How I am managing to keep my wits about me, I’m not quite sure. My appointment this morning revealed further cervical shortening to between 1.5 – 2.0 cm, depending. The beaking is a now very pronounced and alarming funnel (alarming to me, just upon seeing it).
The good news is that my blood pressure is nice and low, I did not gain any weight this week, and tomorrow I will be 27 weeks (still WAY too early for this baby boy to make his arrival, but further than I was when this shortening first presented itself).

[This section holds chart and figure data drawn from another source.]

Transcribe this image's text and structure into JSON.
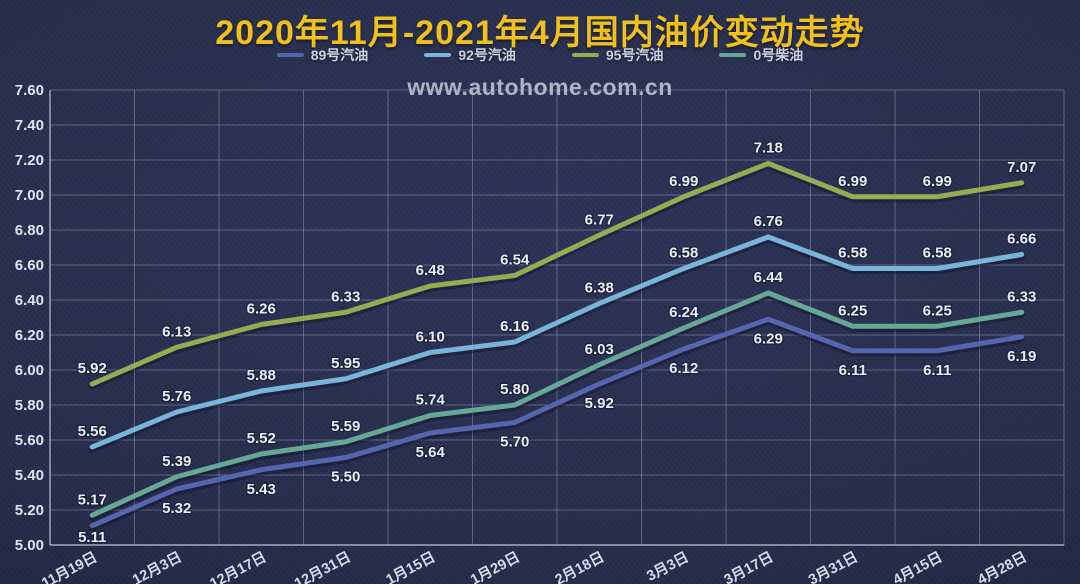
{
  "page": {
    "title": "2020年11月-2021年4月国内油价变动走势",
    "watermark": "www.autohome.com.cn"
  },
  "chart_data": {
    "type": "line",
    "title": "2020年11月-2021年4月国内油价变动走势",
    "categories": [
      "11月19日",
      "12月3日",
      "12月17日",
      "12月31日",
      "1月15日",
      "1月29日",
      "2月18日",
      "3月3日",
      "3月17日",
      "3月31日",
      "4月15日",
      "4月28日"
    ],
    "series": [
      {
        "name": "89号汽油",
        "color": "#5565ae",
        "label_side": "below",
        "values": [
          5.11,
          5.32,
          5.43,
          5.5,
          5.64,
          5.7,
          5.92,
          6.12,
          6.29,
          6.11,
          6.11,
          6.19
        ]
      },
      {
        "name": "92号汽油",
        "color": "#79b5d8",
        "label_side": "above",
        "values": [
          5.56,
          5.76,
          5.88,
          5.95,
          6.1,
          6.16,
          6.38,
          6.58,
          6.76,
          6.58,
          6.58,
          6.66
        ]
      },
      {
        "name": "95号汽油",
        "color": "#96ab52",
        "label_side": "above",
        "values": [
          5.92,
          6.13,
          6.26,
          6.33,
          6.48,
          6.54,
          6.77,
          6.99,
          7.18,
          6.99,
          6.99,
          7.07
        ]
      },
      {
        "name": "0号柴油",
        "color": "#67a795",
        "label_side": "above",
        "values": [
          5.17,
          5.39,
          5.52,
          5.59,
          5.74,
          5.8,
          6.03,
          6.24,
          6.44,
          6.25,
          6.25,
          6.33
        ]
      }
    ],
    "ylim": [
      5.0,
      7.6
    ],
    "ytick_step": 0.2,
    "yticks": [
      "5.00",
      "5.20",
      "5.40",
      "5.60",
      "5.80",
      "6.00",
      "6.20",
      "6.40",
      "6.60",
      "6.80",
      "7.00",
      "7.20",
      "7.40",
      "7.60"
    ],
    "grid": true,
    "legend_position": "top-center",
    "xlabel_rotation": -28,
    "value_labels_shown": true
  },
  "colors": {
    "background": "#252b49",
    "title": "#f0c11c",
    "grid": "#b8c0d2",
    "axis_text": "#dfe3ed",
    "value_labels": "#e9ecf2",
    "watermark": "#c5cbd8"
  }
}
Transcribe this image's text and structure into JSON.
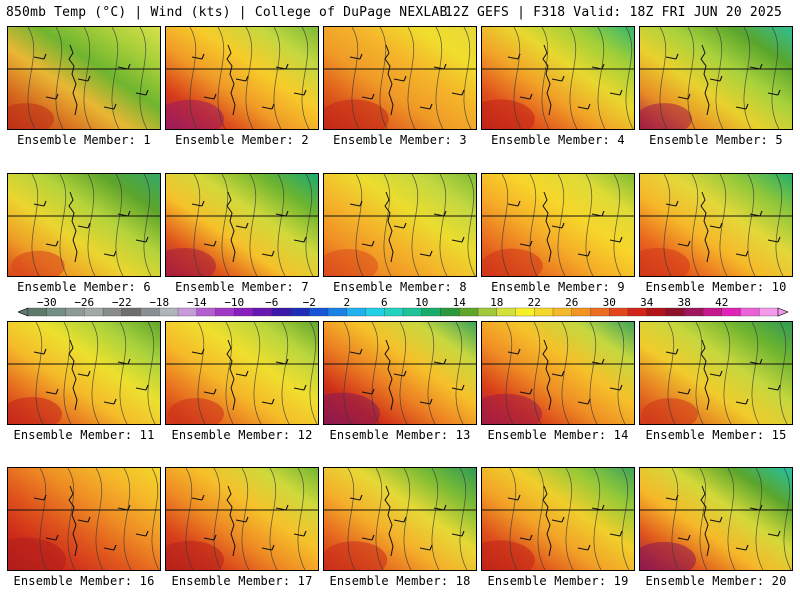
{
  "header": {
    "left": "850mb Temp (°C) | Wind (kts) | College of DuPage NEXLAB",
    "right": "12Z GEFS | F318 Valid: 18Z FRI JUN 20 2025"
  },
  "members": [
    {
      "label": "Ensemble Member: 1",
      "warmth": 0.45,
      "colors": [
        "#d9e14a",
        "#a7cf3a",
        "#6fb52f",
        "#e9b734",
        "#d66a1e",
        "#be2f18"
      ]
    },
    {
      "label": "Ensemble Member: 2",
      "warmth": 0.6,
      "colors": [
        "#79b835",
        "#c4d840",
        "#f7cc2a",
        "#f09a27",
        "#d83d1a",
        "#9c1a5e"
      ]
    },
    {
      "label": "Ensemble Member: 3",
      "warmth": 0.62,
      "colors": [
        "#e5d93a",
        "#f1dd2c",
        "#f4b52a",
        "#f09a27",
        "#de5a1c",
        "#c22618"
      ]
    },
    {
      "label": "Ensemble Member: 4",
      "warmth": 0.62,
      "colors": [
        "#2fb76e",
        "#9fcf38",
        "#e8d82f",
        "#f2a127",
        "#e0511d",
        "#c12218"
      ]
    },
    {
      "label": "Ensemble Member: 5",
      "warmth": 0.45,
      "colors": [
        "#2fbf9a",
        "#5aa52c",
        "#a8d23c",
        "#e9d12e",
        "#e88c24",
        "#a31a45"
      ]
    },
    {
      "label": "Ensemble Member: 6",
      "warmth": 0.42,
      "colors": [
        "#32a86a",
        "#5ea52b",
        "#b5d43b",
        "#ecd52f",
        "#ee9c25",
        "#d8401b"
      ]
    },
    {
      "label": "Ensemble Member: 7",
      "warmth": 0.55,
      "colors": [
        "#18a873",
        "#6fb52f",
        "#d2d93b",
        "#f6c12a",
        "#e0551d",
        "#a61b3c"
      ]
    },
    {
      "label": "Ensemble Member: 8",
      "warmth": 0.5,
      "colors": [
        "#7cbc34",
        "#c4d840",
        "#ecdc2e",
        "#f4b52a",
        "#ef8d24",
        "#da4a1c"
      ]
    },
    {
      "label": "Ensemble Member: 9",
      "warmth": 0.52,
      "colors": [
        "#7cbc34",
        "#dedb37",
        "#f7d62a",
        "#f5ac28",
        "#e96f20",
        "#cf331a"
      ]
    },
    {
      "label": "Ensemble Member: 10",
      "warmth": 0.55,
      "colors": [
        "#1fae6a",
        "#8fc73a",
        "#e3d83a",
        "#f6b829",
        "#e9661f",
        "#d2361a"
      ]
    },
    {
      "label": "Ensemble Member: 11",
      "warmth": 0.5,
      "colors": [
        "#5ea52b",
        "#a8d23c",
        "#ece02e",
        "#f5bb2a",
        "#e66a1f",
        "#c5241a"
      ]
    },
    {
      "label": "Ensemble Member: 12",
      "warmth": 0.45,
      "colors": [
        "#5ea52b",
        "#b9d63d",
        "#f0de2e",
        "#f5ba29",
        "#e8701f",
        "#cc2e19"
      ]
    },
    {
      "label": "Ensemble Member: 13",
      "warmth": 0.7,
      "colors": [
        "#3aa35a",
        "#c8d83f",
        "#f6c12a",
        "#ec7e22",
        "#cf2d19",
        "#8a1752"
      ]
    },
    {
      "label": "Ensemble Member: 14",
      "warmth": 0.65,
      "colors": [
        "#3aa35a",
        "#c4d840",
        "#f6c12a",
        "#ef8d24",
        "#d83d1a",
        "#a31a45"
      ]
    },
    {
      "label": "Ensemble Member: 15",
      "warmth": 0.45,
      "colors": [
        "#2d9a55",
        "#6fb52f",
        "#c6d73e",
        "#f1cc2c",
        "#e67a22",
        "#cf331a"
      ]
    },
    {
      "label": "Ensemble Member: 16",
      "warmth": 0.75,
      "colors": [
        "#f4d82c",
        "#f5b82a",
        "#ef8d24",
        "#e0571d",
        "#ce2b19",
        "#b01e1c"
      ]
    },
    {
      "label": "Ensemble Member: 17",
      "warmth": 0.6,
      "colors": [
        "#6fb52f",
        "#cfd93c",
        "#f6c12a",
        "#ee8a24",
        "#d8401b",
        "#b7201a"
      ]
    },
    {
      "label": "Ensemble Member: 18",
      "warmth": 0.58,
      "colors": [
        "#2d9a55",
        "#7cbc34",
        "#e6d936",
        "#f4b02a",
        "#e6671f",
        "#c92c19"
      ]
    },
    {
      "label": "Ensemble Member: 19",
      "warmth": 0.62,
      "colors": [
        "#3aa35a",
        "#93c938",
        "#f0cf2c",
        "#f2a127",
        "#de4f1c",
        "#c12218"
      ]
    },
    {
      "label": "Ensemble Member: 20",
      "warmth": 0.55,
      "colors": [
        "#22c3a8",
        "#5aa52c",
        "#d4d93a",
        "#f6b829",
        "#e0571d",
        "#8c1651"
      ]
    }
  ],
  "colorbar": {
    "tick_labels": [
      "-30",
      "-26",
      "-22",
      "-18",
      "-14",
      "-10",
      "-6",
      "-2",
      "2",
      "6",
      "10",
      "14",
      "18",
      "22",
      "26",
      "30",
      "34",
      "38",
      "42"
    ],
    "colors": [
      "#5e7a6d",
      "#768f84",
      "#8e9a94",
      "#a2aaa8",
      "#888a8c",
      "#6c6e70",
      "#8c8f92",
      "#b0b4bb",
      "#c79ad8",
      "#b45fd1",
      "#a238c8",
      "#8a1fbf",
      "#6a16b3",
      "#3d17a9",
      "#1e2eb8",
      "#1555d6",
      "#1a82e6",
      "#1fb1ee",
      "#22d0e5",
      "#22d3bf",
      "#1fc397",
      "#16ad6d",
      "#2b9a3b",
      "#5fa62a",
      "#a1c93a",
      "#d4e13c",
      "#f6f129",
      "#f5d62a",
      "#f5b82a",
      "#f19424",
      "#ec6d1f",
      "#e2461b",
      "#d02718",
      "#b2141a",
      "#8f1128",
      "#a0155e",
      "#c4188d",
      "#e023b8",
      "#ec61d7",
      "#f39aea"
    ]
  }
}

I won’t lie, as I see the shortening and leave each appointment, I wonder how things would be had I decided to push for an elective cerclage. But, it is more of a passing thought than something I beat myself up over. As it is, I’ve made it 13 weeks without one and to have been able to live my life, vertically, as a pregnant woman, has had a significant positive affect on my psyche and my family. So, yes, I wonder but I don’t dwell.
My MFM is still very encouraging (and not in a blowing smoke kind of way). She recounted that yesterday was Kaiser’s regional MFM meeting, where the hot topic was reducing pre-term births. Basically, in speaking with other MFMs of varying backgrounds and experience, they would all have approached my care in the same way (with some perhaps not even prescribing progesterone (since my shortening didn’t present until post 24 weeks and the thinking/research is to only prescribe vaginal progesterone if shortening occurs prior to 24 weeks)). She also said that there is discussion about whether all pregnant women should undergo weekly cervical monitoring as a way to prevent pre-term birth. It is estimated that in 600 patients it might prevent one pre-term birth. A cost analysis is underway to determine if the costs of weekly cervical ultrasounds from weeks 16-24 for a pregnant population of women would be far less than a NICU stay for a pre-term baby (which is a bit nebulous as it depends on when the baby is born and what kind of care/intervention baby needs). Fascinating that it could become the standard of care as the US focuses on reducing pre-term deliveries.
My takeaway was that we are doing everything that current research and wisdom would dictate, short of administering prophylactic steroid injections. And, the theory with steroid injections and lung development is that they are effective prior to 34 weeks, they are the most effective if you deliver within 2 weeks of having a course (and one course ‘covers’ you for two weeks), BUT that a rescue course can be administered and has proven effective. So, in theory, my best bet would be to try to hold off doing the first round until 30 weeks, which would cover me until 32 weeks and do a second course then which would cover me until 34 weeks. At or after 34 weeks, steroids are no longer considered an effective intervention.
She still does not recommend any lifestyle change although you can be sure that I will be off my feet as much as possible and I will dial back social engagements and household chores. She recounted the story of a current patient who was 4 cm dilated at 25 weeks and is still pregnant at 33 weeks. Cervical shortening and even dilation are not necessarily the same as pre-term labor. The fact that my cervix is closed at the external os is a good thing.
So, I will return next week, we’ll do fFN test #2 and another cervical measurement and IF my cervix is under 1 cm and/or if the fFN test is positive, I can opt to have the first round of steroid injections. Or not, although if the fFN test is positive, I will.
In baby news, I was able to see him open and close his mouth and stick out his tongue. It was the cutest thing. And, he opened and closed his eyes, also adorable. I just hope he continues to develop in utero for at least the next 10 weeks.
I’ll take any good thoughts/prayers/vibrations/stories/experiences you want to send my way or share. I hope that in chronicling this journey as specifically as I have that it brings awareness to the issue of cervical shortening and the various treatment options. I hope to be one of the success stories.
“Faith consists in believing when it is beyond the power of reason to believe.”